Since the latest review by the Office for Statistics Regulation, we have continued to comply with the Code of Practice for Statistics, and have made the following improvements:
- Changed to a HTML release for increased interactivity and increased accessibility for users.
- Expanded the coverage of topics to include more detail about the headline labour market statistics, and added sections on youth employment and long-term unemployment.
- Introduced a new section on the labour market by different protected characteristics.
- Added charts which allow users to clearly see any trends and volatility in the data.
Well-being of Future Generations Act (WFG)
The Well-being of Future Generations Act 2015 is about improving the social, economic, environmental and cultural wellbeing of Wales. The Act puts in place seven wellbeing goals for Wales. These are for a more equal, prosperous, resilient, healthier and globally responsible Wales, with cohesive communities and a vibrant culture and thriving Welsh language. Under section (10)(1) of the Act, the Welsh Ministers must (a) publish indicators (“national indicators”) that must be applied for the purpose of measuring progress towards the achievement of the wellbeing goals, and (b) lay a copy of the national indicators before Senedd Cymru. The 46 national indicators were laid in March 2016 and this releases includes the following national indicator:
- (21) percentage of people in employment
Information on the indicators, along with narratives for each of the wellbeing goals and associated technical information is available in the Wellbeing of Wales report.

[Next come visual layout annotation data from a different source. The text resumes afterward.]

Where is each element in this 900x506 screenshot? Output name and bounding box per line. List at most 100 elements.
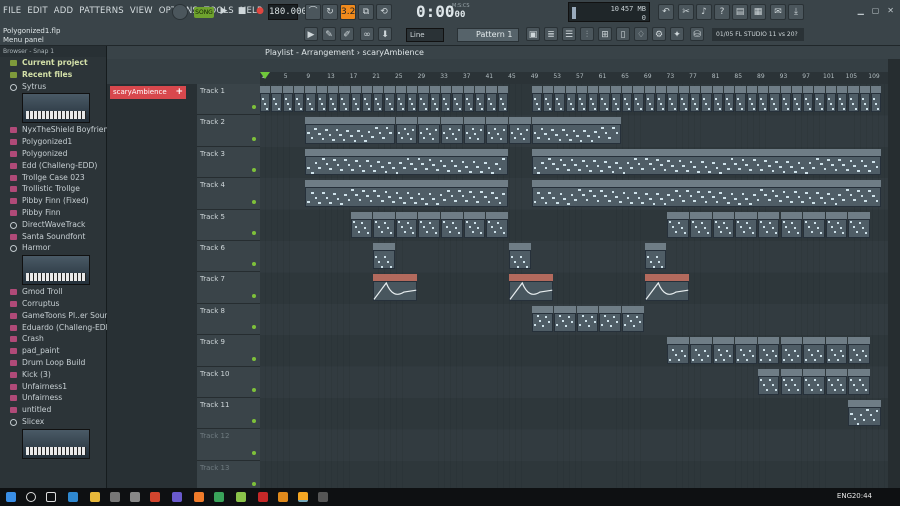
song-mode-toggle[interactable]: SONG [194,7,214,18]
pattern-clip[interactable] [848,400,882,427]
browser-item[interactable]: Gmod Troll [0,286,106,298]
pattern-clip[interactable]: Pa..5 [542,86,554,113]
pattern-clip[interactable]: Pa..5 [667,86,678,113]
pattern-clip[interactable]: Pa..3 [723,86,735,113]
track-mute-led[interactable] [252,199,256,204]
pattern-clip[interactable]: Pa..5 [769,86,780,113]
pattern-clip[interactable]: Pa..5 [644,86,656,113]
draw-icon[interactable]: ✎ [322,27,336,41]
pattern-clip[interactable]: pad [350,211,373,238]
track-header[interactable]: Track 2 [197,115,260,147]
browser-item[interactable]: Current project [0,57,106,69]
pattern-clip[interactable]: Pa..3 [271,86,282,113]
pattern-clip[interactable]: Pa..8 [780,337,803,364]
metronome-icon[interactable]: ⌒ [305,4,321,20]
pattern-clip[interactable]: Pa..5 [599,86,610,113]
pattern-clip[interactable]: Pa..5 [463,86,474,113]
explorer-icon[interactable] [90,492,100,502]
track-mute-led[interactable] [252,482,256,487]
browser-item[interactable]: Trollistic Trollge [0,183,106,195]
pattern-clip[interactable]: Pa..3 [689,86,701,113]
browser-item[interactable]: Polygonized1 [0,136,106,148]
pattern-clip[interactable]: Pa..3 [757,86,769,113]
stop-icon[interactable]: ■ [234,4,250,20]
start-icon[interactable] [6,492,16,502]
pattern-clip[interactable]: Pa..6 [395,117,418,144]
pattern-clip[interactable]: Pa..7 [576,305,599,333]
app-icon[interactable] [258,492,268,502]
multilink-icon[interactable]: ⟲ [376,4,392,20]
browser-item[interactable]: Kick (3) [0,369,106,381]
pattern-clip[interactable]: Pa..5 [418,86,429,113]
pattern-clip[interactable]: riser [373,243,395,270]
pattern-clip[interactable]: Pa..7 [622,305,644,333]
clock[interactable]: 20:44 [852,492,872,500]
browser-item[interactable]: DirectWaveTrack [0,219,106,231]
browser-item[interactable]: Crash [0,333,106,345]
pattern-clip[interactable]: Pa..8 [848,337,871,364]
discord-icon[interactable] [172,492,182,502]
pattern-clip[interactable]: pad [486,211,508,238]
browser-item[interactable]: Eduardo (Challeng-EDD) [0,322,114,334]
plugin-picker-icon[interactable]: ⊞ [598,27,612,41]
fl-studio-taskbar-icon[interactable] [298,492,308,502]
pattern-clip[interactable]: Pa..5 [701,86,712,113]
app-icon[interactable] [318,492,328,502]
pattern-clip[interactable]: Pa..5 [871,86,882,113]
wrench-icon[interactable]: ⚙ [652,27,666,41]
pattern-clip[interactable]: Pa..8 [757,337,780,364]
pattern-clip[interactable]: Pa..5 [746,86,757,113]
pattern-clip[interactable]: Pa..8 [803,337,825,364]
template-icon[interactable]: ▤ [732,4,748,20]
undo-icon[interactable]: ↶ [658,4,674,20]
track-header[interactable]: Track 3 [197,147,260,179]
pattern-clip[interactable]: Pa..5 [780,86,791,113]
pattern-clip[interactable] [531,180,882,207]
pattern-clip[interactable]: Pa..9 [825,368,848,395]
track-header[interactable]: Track 5 [197,210,260,241]
language-indicator[interactable]: ENG [837,492,852,500]
mixer-icon[interactable]: ⫶ [580,27,594,41]
paint-icon[interactable]: ✐ [340,27,354,41]
pattern-clip[interactable]: Pa..6 [441,117,463,144]
pattern-clip[interactable]: riser [644,243,667,270]
browser-item[interactable]: Corruptus [0,298,106,310]
browser-item[interactable]: Slicex [0,416,106,428]
pattern-clip[interactable]: pad [825,211,848,238]
plugin-icon[interactable]: ✦ [670,27,684,41]
pattern-clip[interactable]: Pa..3 [622,86,633,113]
app-icon[interactable] [194,492,204,502]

This release includes, contextual indicators, namely the basket of indicators, presented in the wellbeing report.
As a national indicator under the Act they must be referred to in the analyses of local wellbeing produced by public services boards when they are analysing the state of economic, social, environmental and cultural wellbeing in their areas.
Further information on the Well-being of Future Generations (Wales) Act 2015.
The statistics included in this release could also provide supporting narrative to the national indicators and be used by public services boards in relation to their local wellbeing assessments and local wellbeing plans.